Would love to hear thoughts from anyone who’s been in a similar situation.

Your family’s worried about stability but they’re missing the bigger picture. Power washing isn’t going anywhere and neither are dirty driveways.

Working for someone else first makes sense. You’ll learn the ropes without risking your own cash and figure out if you actually enjoy doing this every day.

That $70k target sounds doable but don’t forget taxes and business expenses will eat into it. I’d set aside 30% of everything you make from day one.

Smart move learning a trade while keeping college doors open. Most grads just grab the first office job and get trapped.

Working for them first is perfect. You’ll see the real business - what they charge, how long jobs take, what customers complain about, equipment costs, busy vs slow seasons.

Track this stuff while you’re there:

  • Job pricing
  • Time per cleaning type
  • Customer complaints
  • Equipment failures and repair costs
  • Seasonal work patterns

The flexibility is real. I work around my life instead of the other way around. Your family sees the hard work but misses the control part.

Start building an emergency fund now though. Equipment breaks, customers stiff you, weather kills work days. Cash cushion turns stress into confidence when stuff goes wrong.

If you’re somewhere cold, plan for winter slowdowns.

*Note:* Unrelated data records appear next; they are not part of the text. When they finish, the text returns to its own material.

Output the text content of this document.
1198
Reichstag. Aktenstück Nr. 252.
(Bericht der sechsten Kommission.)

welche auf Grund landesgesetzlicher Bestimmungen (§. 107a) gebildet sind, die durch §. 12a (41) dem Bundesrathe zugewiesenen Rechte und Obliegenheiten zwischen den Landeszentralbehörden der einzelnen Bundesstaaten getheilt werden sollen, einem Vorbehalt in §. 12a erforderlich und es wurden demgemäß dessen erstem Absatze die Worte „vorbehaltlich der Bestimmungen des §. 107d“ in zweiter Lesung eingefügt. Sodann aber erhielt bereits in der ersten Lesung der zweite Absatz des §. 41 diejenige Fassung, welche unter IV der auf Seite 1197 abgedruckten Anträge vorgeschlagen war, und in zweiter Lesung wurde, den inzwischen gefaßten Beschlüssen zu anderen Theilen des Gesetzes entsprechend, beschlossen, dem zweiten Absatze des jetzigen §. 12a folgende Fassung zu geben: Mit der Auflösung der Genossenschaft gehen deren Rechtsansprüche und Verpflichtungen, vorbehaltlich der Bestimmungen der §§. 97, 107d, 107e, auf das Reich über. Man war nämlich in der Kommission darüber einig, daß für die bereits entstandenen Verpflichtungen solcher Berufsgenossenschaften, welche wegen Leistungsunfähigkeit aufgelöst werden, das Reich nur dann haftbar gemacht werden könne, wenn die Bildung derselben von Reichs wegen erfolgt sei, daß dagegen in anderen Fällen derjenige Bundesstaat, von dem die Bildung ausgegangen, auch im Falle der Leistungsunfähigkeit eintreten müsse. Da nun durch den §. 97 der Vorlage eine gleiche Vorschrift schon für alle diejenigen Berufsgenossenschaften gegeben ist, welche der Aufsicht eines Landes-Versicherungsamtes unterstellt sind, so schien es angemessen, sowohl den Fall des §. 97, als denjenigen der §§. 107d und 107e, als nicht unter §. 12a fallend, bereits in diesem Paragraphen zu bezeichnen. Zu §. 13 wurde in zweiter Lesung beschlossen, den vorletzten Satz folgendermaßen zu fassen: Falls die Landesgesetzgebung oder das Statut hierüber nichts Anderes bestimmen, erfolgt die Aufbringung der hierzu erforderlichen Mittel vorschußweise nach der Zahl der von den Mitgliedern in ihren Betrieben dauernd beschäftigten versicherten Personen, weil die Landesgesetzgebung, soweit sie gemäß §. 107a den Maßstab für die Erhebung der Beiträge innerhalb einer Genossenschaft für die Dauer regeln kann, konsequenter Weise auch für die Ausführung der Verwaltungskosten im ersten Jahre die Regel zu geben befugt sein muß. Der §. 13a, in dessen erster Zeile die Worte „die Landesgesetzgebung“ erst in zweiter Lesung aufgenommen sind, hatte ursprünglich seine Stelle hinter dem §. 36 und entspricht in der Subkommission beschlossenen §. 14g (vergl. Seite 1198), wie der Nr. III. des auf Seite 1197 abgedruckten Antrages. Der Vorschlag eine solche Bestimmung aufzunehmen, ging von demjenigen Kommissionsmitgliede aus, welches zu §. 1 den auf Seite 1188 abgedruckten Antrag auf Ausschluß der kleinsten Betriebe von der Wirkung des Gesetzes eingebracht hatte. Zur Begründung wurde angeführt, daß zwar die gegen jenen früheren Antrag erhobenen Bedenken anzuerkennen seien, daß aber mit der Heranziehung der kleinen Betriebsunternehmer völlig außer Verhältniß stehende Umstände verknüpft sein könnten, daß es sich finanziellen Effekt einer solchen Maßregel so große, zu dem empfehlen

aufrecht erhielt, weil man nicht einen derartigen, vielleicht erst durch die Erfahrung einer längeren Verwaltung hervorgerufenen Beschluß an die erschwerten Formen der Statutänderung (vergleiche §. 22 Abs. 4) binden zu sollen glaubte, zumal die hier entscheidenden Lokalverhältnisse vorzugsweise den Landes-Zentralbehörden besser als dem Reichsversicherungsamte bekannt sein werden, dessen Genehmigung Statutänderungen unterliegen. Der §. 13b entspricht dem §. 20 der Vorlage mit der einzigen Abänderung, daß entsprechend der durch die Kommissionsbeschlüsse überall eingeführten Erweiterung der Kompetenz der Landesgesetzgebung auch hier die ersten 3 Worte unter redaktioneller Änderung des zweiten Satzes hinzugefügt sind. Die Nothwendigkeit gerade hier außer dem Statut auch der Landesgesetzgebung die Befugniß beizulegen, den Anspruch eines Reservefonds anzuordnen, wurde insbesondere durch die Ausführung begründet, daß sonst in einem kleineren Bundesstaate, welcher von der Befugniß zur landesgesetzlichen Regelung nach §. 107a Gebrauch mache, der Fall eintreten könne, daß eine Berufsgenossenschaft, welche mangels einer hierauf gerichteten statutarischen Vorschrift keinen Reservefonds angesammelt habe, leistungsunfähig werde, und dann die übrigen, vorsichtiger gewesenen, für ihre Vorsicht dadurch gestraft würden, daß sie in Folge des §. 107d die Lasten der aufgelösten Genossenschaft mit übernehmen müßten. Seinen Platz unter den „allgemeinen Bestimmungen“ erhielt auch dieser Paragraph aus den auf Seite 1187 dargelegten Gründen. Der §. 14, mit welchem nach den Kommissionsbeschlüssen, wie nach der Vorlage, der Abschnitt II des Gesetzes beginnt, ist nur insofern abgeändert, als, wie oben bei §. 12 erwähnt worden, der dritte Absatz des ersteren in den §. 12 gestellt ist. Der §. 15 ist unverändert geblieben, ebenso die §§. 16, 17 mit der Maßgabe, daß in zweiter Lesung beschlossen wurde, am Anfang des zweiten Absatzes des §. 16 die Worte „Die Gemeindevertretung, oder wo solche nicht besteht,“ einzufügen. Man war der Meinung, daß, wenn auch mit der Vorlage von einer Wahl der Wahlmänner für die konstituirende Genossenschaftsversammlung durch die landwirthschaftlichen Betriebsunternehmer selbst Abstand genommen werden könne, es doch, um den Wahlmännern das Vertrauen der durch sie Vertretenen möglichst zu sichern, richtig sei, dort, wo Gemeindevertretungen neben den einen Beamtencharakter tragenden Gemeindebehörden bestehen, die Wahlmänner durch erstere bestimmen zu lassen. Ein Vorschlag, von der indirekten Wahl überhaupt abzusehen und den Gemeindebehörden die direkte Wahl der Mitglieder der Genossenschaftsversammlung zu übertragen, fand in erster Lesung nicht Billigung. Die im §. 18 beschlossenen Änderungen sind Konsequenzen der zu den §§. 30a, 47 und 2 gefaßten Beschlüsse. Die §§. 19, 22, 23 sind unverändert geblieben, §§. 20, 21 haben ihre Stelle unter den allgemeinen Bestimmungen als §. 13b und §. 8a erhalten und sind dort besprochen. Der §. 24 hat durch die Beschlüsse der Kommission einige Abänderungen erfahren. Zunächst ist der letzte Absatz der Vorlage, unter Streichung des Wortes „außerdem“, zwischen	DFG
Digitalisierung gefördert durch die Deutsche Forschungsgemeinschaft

Window cleaning helps but expect lean months.

Your sociology background is actually gold here. Understanding people beats technical skills for sales and keeping customers. Anyone can learn to run a pressure washer.

Power washing’s solid work. I know three guys doing it - all clearing $80k without breaking their backs. Equipment pays for itself fast, customers come back every year. Your family’s seeing risk where there’s opportunity. Yeah, you’ll work harder the first couple years getting established. After that? You’re printing money compared to most desk jobs. That sociology degree isn’t wasted either. Customer relations is half the battle in service work - you’ll use those people skills daily. What matters: can you show up on time, do quality work, and price competitively? If yes, you’ll make it. Most guys fail because they’re unreliable or undercut themselves, not because the work doesn’t pay.

Power washers break constantly. Learn basic fixes yourself or find a solid dealer close by.

Been running my own service business for 8 years. Your family thinks small business ownership is still like the 1980s - 80 hour weeks forever.

Here’s reality: year one sucks, year two gets better, year three you hire help. By year four I made more than my corporate friends working fewer hours.

Power washing is recession proof. People still need their houses cleaned when money’s tight. You can add deck staining or gutter cleaning once you build relationships.

Your girlfriend and parents see risk because they’ve never done it. They’re picturing failure instead of success. Normal family stuff.

One thing nobody mentioned - get liability insurance day one. Customer slips on wet concrete and your future earnings are toast.

Don’t burn bridges over this. Prove it works by doing it, not arguing about it. Actions change minds faster than words.

You’re 22 with no kids and minimal expenses. Perfect time to try entrepreneurship. Worst case you go back job hunting with trade skills and business experience.

Equipment’s expensive but work is always there.